No Limit Texas Hold\'em – ohne Grenzen zum Pot
Seit auch in unserem Lande das Pokerspiel boomt, gibt es eine Variante, die sich besonderer Beliebtheit erfreut: das Texas Hold’em. Wir betrachten die No Limit Variante, denn dort kann alles gesetzt werden. Um eine Reihenfolge für den Spielverlauf zu finden, gibt es den sogenannten Dealer-Button.

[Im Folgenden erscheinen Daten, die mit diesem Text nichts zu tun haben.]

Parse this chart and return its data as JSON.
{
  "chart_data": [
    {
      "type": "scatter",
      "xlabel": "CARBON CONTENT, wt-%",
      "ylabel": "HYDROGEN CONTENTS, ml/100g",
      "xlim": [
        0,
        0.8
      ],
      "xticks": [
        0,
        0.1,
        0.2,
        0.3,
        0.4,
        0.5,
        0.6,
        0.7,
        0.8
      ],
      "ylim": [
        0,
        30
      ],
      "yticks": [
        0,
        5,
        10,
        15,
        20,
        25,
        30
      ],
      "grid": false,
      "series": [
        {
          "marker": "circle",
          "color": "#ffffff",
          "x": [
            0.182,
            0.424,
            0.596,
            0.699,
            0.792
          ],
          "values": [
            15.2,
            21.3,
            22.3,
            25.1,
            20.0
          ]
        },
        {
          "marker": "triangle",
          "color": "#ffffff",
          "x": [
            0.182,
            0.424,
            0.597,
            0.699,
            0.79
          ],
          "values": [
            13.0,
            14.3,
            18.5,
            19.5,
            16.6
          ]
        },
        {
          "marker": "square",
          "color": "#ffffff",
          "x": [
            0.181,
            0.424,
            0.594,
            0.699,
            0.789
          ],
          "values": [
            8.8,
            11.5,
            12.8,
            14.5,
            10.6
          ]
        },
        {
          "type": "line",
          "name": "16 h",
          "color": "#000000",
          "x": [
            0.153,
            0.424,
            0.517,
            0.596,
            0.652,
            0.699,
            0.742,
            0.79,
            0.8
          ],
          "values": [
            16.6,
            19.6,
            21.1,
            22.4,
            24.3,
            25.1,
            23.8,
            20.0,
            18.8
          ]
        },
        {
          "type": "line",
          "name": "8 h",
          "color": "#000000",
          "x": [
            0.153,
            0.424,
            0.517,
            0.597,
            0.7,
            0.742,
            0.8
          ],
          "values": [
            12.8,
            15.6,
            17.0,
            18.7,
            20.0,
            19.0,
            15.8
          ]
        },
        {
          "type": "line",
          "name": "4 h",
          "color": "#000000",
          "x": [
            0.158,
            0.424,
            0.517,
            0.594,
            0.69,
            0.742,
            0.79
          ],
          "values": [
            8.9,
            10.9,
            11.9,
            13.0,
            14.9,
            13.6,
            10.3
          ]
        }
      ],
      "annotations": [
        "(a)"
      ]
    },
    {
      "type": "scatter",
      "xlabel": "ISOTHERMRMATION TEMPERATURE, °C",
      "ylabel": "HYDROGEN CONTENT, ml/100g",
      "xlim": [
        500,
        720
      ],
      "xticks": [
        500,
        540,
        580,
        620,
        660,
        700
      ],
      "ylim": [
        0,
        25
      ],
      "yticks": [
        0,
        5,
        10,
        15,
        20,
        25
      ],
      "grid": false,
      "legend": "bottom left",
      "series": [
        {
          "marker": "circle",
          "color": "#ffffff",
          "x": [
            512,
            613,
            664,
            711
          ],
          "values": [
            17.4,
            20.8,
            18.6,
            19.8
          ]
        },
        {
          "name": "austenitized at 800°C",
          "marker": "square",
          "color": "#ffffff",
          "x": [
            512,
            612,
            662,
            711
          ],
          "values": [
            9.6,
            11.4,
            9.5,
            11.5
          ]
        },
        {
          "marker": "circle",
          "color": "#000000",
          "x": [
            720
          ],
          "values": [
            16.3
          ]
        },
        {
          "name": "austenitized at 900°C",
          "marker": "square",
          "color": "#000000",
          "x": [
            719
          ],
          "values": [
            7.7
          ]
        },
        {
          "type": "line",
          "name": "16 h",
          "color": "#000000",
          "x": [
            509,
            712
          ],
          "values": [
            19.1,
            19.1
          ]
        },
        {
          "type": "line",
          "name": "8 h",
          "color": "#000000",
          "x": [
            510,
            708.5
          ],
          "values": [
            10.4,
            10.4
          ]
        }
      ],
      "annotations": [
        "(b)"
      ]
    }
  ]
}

Diese Person ist der inoffizielle Geber. Links davon sitzt der Small Blind, der nächste Spieler links davon ist der Big Blind. Diese beiden Spieler müssen vorab einen halben (small) oder ganzen (big) Einsatz tätigen. Dieser Einsatz vergrößert sich im Laufe der Zeit. Nach jeder Runde rutscht der Dealer-Button nach links und im Spielverlauf weiter in der Runde.
Jeder Spieler, der am Tisch sitzt (normal 6 – 10 Spieler), erhält nacheinander zwei Karten. Der erste Spieler, der eine Meinung abgeben muss, ist der links vom Big Blind sitzende. Setzt er die Höhe des Big Blinds, welches den minimalen Einsatz dieser Runde darstellt, so nennt man diesen Vorgang Call. Erhöht er die Summe, dann wird das Raise genannt.
Dieser kann beliebig hoch sein. Findet er seine Karten so stark, dass er meint gleich diese Runde zu gewinnen, so spielt er All-In und setzt alle Chips (an realen Tischen ist eine Erhöhung mit Raise oder All-In anzusagen). Findet er sein Blatt nicht spielenswert, so legt er die Karten verdeckt ab – was sich dann Fault nennt. Er scheidet somit für diese Spielrunde aus.
So geht es links herum weiter, bis zum Spieler mit dem Small Blind. Will er an dieser Runde weiter mitspielen, so muss er verdoppeln oder bei der bis dahin verlangten Summe mitgehen. Der Spieler, bei dem der Big blind liegt, kann Check sagen – denn er hat die geforderte Summe bereits eingezahlt. Oder er kann die bis dato geforderte Summe dazu einzahlen, erhöhen, natürlich auch seine Karten ablegen. Die bereits eingezahlten Chips verbleiben jedoch im Pot, welchen am Ende der Spieler mit dem höchsten Blatt erhält.
Danach werden in der Mitte drei Gemeinschaftskarten (auch Flop genannt) aufgedeckt, welche jeder Spieler am Tisch zu seinen eigenen zwei Karten hinzuziehen darf. Dann wird wieder geboten, wobei diesmal der Small-Blind-Spieler beginnt. Das letzte Wort derjenige hat, der am Dealer-Button sitzt.
Die nächste Gemeinschaftskarte (Turn) wird aufgedeckt, erneut geboten oder gecheckt (kein weiterer Einsatz aller). Als letztes kommt der sogenannte River (Gemeinschaftskarte Nummer 5) auf den Tisch. Letzte Möglichkeit für alle, nacheinander zu bieten. Dann der Showdown, hier wird das beste Blatt bestimmt und dementsprechend der Sieger, der die gesamte Summe des Pots bekommt.
In manchen Fällen gibt es mehrere Sieger und damit den Split Pot. Beim All In kann nur die Summe des Eingezahlten gewonnen werden, den Rest bekommt dann derjenige mit den zweitbesten Karten.